The city provided Maharrey with over 400 pages of documents but denied part of the request, saying the information either didn’t exist or that the records didn’t have to be made public under Kentucky’s Open Records Act, the Lexington Herald-Leader reports. The information withheld related to 29 surveillance cameras whose existence the city acknowledged.

"They wouldn’t release information on how they are deployed what parameters surrounding. Nothing," Maharrey told WKYT.

Maharrey brought the case to the Kentucky attorney general, who ruled that the withheld information should be released, WKYT reports. The city then filed a suit in the Fayette Circuit Court on Sept. 29 to halt the release of the documents, saying the release would constitute “an officer safety issue and decrease in effectiveness of an investigation,” per the Herald-Leader.

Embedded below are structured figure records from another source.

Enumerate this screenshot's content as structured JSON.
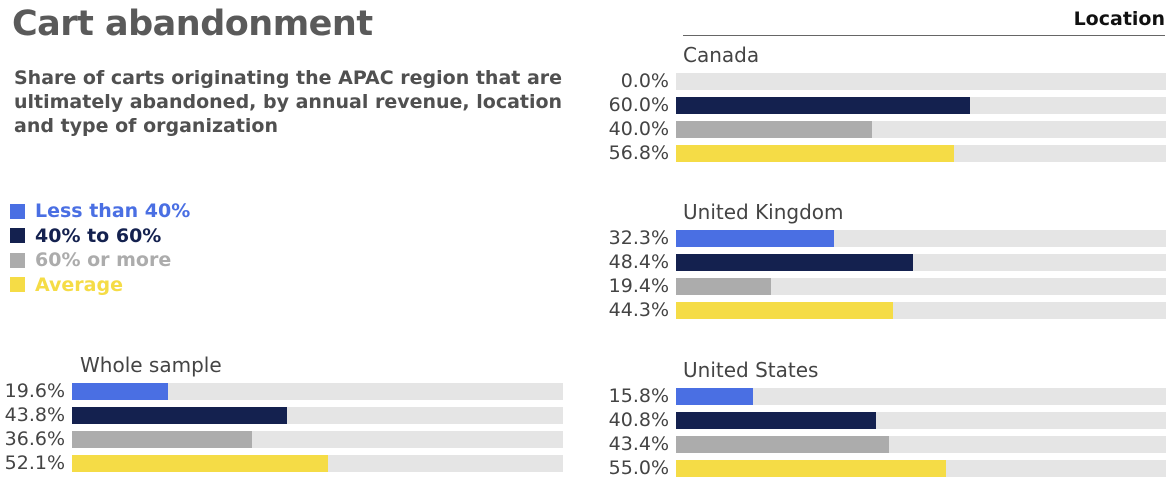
{
  "title": "Cart abandonment",
  "subtitle": "Share of carts originating the APAC region that are ultimately abandoned, by annual revenue, location and type of organization",
  "colors": [
    "#4a6fe3",
    "#14214f",
    "#acacac",
    "#f5dc46"
  ],
  "legend": [
    "Less than 40%",
    "40% to 60%",
    "60% or more",
    "Average"
  ],
  "chart_data": {
    "type": "bar",
    "orientation": "horizontal",
    "xlim": [
      0,
      100
    ],
    "series_names": [
      "Less than 40%",
      "40% to 60%",
      "60% or more",
      "Average"
    ],
    "location_header": "Location",
    "groups": [
      {
        "name": "Whole sample",
        "values": [
          19.6,
          43.8,
          36.6,
          52.1
        ],
        "labels": [
          "19.6%",
          "43.8%",
          "36.6%",
          "52.1%"
        ]
      },
      {
        "name": "Canada",
        "values": [
          0.0,
          60.0,
          40.0,
          56.8
        ],
        "labels": [
          "0.0%",
          "60.0%",
          "40.0%",
          "56.8%"
        ]
      },
      {
        "name": "United Kingdom",
        "values": [
          32.3,
          48.4,
          19.4,
          44.3
        ],
        "labels": [
          "32.3%",
          "48.4%",
          "19.4%",
          "44.3%"
        ]
      },
      {
        "name": "United States",
        "values": [
          15.8,
          40.8,
          43.4,
          55.0
        ],
        "labels": [
          "15.8%",
          "40.8%",
          "43.4%",
          "55.0%"
        ]
      }
    ]
  }
}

“Honestly, I think it’s a bullying tactic more than anything,” Maharrey told LEX18. “I think the city thought it could just slap me with a lawsuit and I’d go away. Newsflash – I’m not going away.”

The ACLU announced on Oct. 24 that it would represent Maharrey, the Herald-Leader reports. The ACLU seeks for the city to produce the documents, acknowledge that it purposely withheld them and to pay attorney and court fees.

“One of the fundamental principles of our government is transparency,” Heather Gatnarek, an attorney for the ACLU of Kentucky representing Maharrey, told the Herald-Leader. “The public has a right to know the actions of government officials and disseminate that information to others. City officials appear to be shirking their responsibility to provide records they are obligated to provide by law, simply because they don’t want the public to have access to them.”

Maharrey is a community activist and the director and founder of We See You Watching Lexington, “an informal coalition of grassroots activists concerned about privacy and government surveillance in Lexington,” according to the organization’s website and LEX18. We See You Watching Lexington seeks to have a local ordinance passed that would limit the use of surveillance technologies.

“This lawsuit underscores the need for transparency and oversight when it comes to government surveillance in Lexington,” Maharrey told LEX18. “The police clearly want to keep their surveillance programs hidden. We need to push for structural changes that will force government agencies in Fayette County to operate transparently.”

A Lexington spokesperson declined to comment on the case to WKYT, because the case was active.